CAGE (cap analysis gene expression) and RNA-seq are two major technologies used to identify transcript abundances as well as structures. They measure expression by sequencing from either the 5′ end of capped molecules (CAGE) or tags randomly distributed along the length of a transcript (RNA-seq). Library protocols for clonally amplified (Illumina, SOLiD, 454 Life Sciences [Roche], Ion Torrent), second-generation sequencing platforms typically employ PCR preamplification prior to clonal amplification, while third-generation, single-molecule sequencers can sequence unamplified libraries. Although these transcriptome profiling platforms have been demonstrated to be individually reproducible, no systematic comparison has been carried out between them.
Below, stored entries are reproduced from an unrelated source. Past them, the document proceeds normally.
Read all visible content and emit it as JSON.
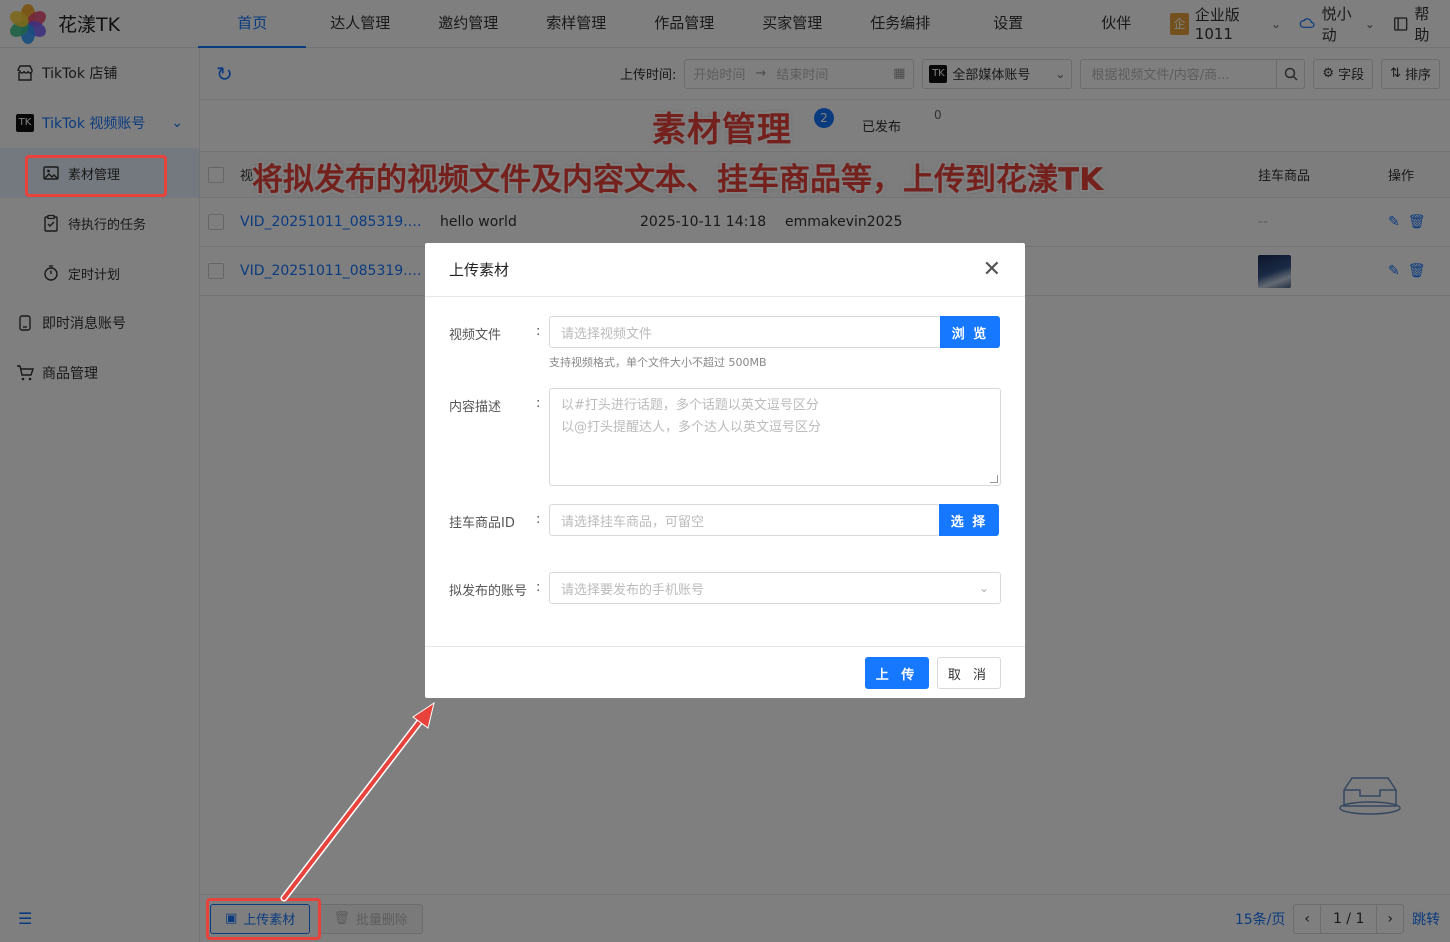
{
  "app": {
    "name": "花漾TK"
  },
  "nav": {
    "items": [
      "首页",
      "达人管理",
      "邀约管理",
      "索样管理",
      "作品管理",
      "买家管理",
      "任务编排",
      "设置",
      "伙伴"
    ],
    "active_index": 0
  },
  "top_right": {
    "edition_badge": "企",
    "edition": "企业版1011",
    "user": "悦小动",
    "help": "帮助"
  },
  "sidebar": {
    "items": [
      {
        "label": "TikTok 店铺",
        "icon": "store-icon"
      },
      {
        "label": "TikTok 视频账号",
        "icon": "tiktok-icon",
        "badge": "TK"
      },
      {
        "label": "素材管理",
        "icon": "image-icon"
      },
      {
        "label": "待执行的任务",
        "icon": "clipboard-icon"
      },
      {
        "label": "定时计划",
        "icon": "stopwatch-icon"
      },
      {
        "label": "即时消息账号",
        "icon": "chat-icon"
      },
      {
        "label": "商品管理",
        "icon": "cart-icon"
      }
    ]
  },
  "toolbar": {
    "upload_time_label": "上传时间:",
    "start_placeholder": "开始时间",
    "range_arrow": "→",
    "end_placeholder": "结束时间",
    "media_badge": "TK",
    "media_select": "全部媒体账号",
    "search_placeholder": "根据视频文件/内容/商...",
    "fields_btn": "字段",
    "sort_btn": "排序"
  },
  "tabs": {
    "active_title": "素材管理",
    "active_count": "2",
    "published_label": "已发布",
    "published_count": "0"
  },
  "table": {
    "col1_partial": "视",
    "headers": {
      "goods": "挂车商品",
      "ops": "操作"
    },
    "rows": [
      {
        "file": "VID_20251011_085319.m...",
        "desc": "hello world",
        "time": "2025-10-11 14:18",
        "account": "emmakevin2025",
        "goods": "--"
      },
      {
        "file": "VID_20251011_085319.m...",
        "desc": "",
        "time": "",
        "account": "",
        "goods": ""
      }
    ]
  },
  "annotation": {
    "title": "素材管理",
    "subtitle": "将拟发布的视频文件及内容文本、挂车商品等，上传到花漾TK"
  },
  "bottom": {
    "upload_btn": "上传素材",
    "batch_delete_btn": "批量删除",
    "page_size": "15条/页",
    "page_info": "1 / 1",
    "jump": "跳转"
  },
  "modal": {
    "title": "上传素材",
    "video_label": "视频文件",
    "colon": ":",
    "video_placeholder": "请选择视频文件",
    "browse_btn": "浏 览",
    "video_hint": "支持视频格式，单个文件大小不超过 500MB",
    "desc_label": "内容描述",
    "desc_placeholder_1": "以#打头进行话题，多个话题以英文逗号区分",
    "desc_placeholder_2": "以@打头提醒达人，多个达人以英文逗号区分",
    "goods_label": "挂车商品ID",
    "goods_placeholder": "请选择挂车商品，可留空",
    "select_btn": "选 择",
    "account_label": "拟发布的账号",
    "account_placeholder": "请选择要发布的手机账号",
    "upload_btn": "上 传",
    "cancel_btn": "取 消"
  },
  "colors": {
    "primary": "#1677ff",
    "annotation_red": "#e8423c",
    "sidebar_selected_bg": "#e8f2ff"
  }
}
Here, researchers from the RIKEN Institute compare CAGE, using both second- and third-generation sequencers, and RNA-seq, using a second-generation sequencer based on a panel of RNA mixtures from two human cell lines to examine power in the discrimination of biological states, detection of differentially expressed genes, linearity of measurements, and quantification reproducibility. They found that the quantified levels of gene expression are largely comparable across platforms and conclude that CAGE and RNA-seq are complementary technologies that can be used to improve incomplete gene models. They also found systematic bias in the second- and third-generation platforms, which is likely due to steps such as linker ligation, cleavage by restriction enzymes, and PCR amplification.
This study provides a perspective on the performance of these platforms, which will be a baseline in the design of further experiments to tackle complex transcriptomes uncovered in a wide range of cell types.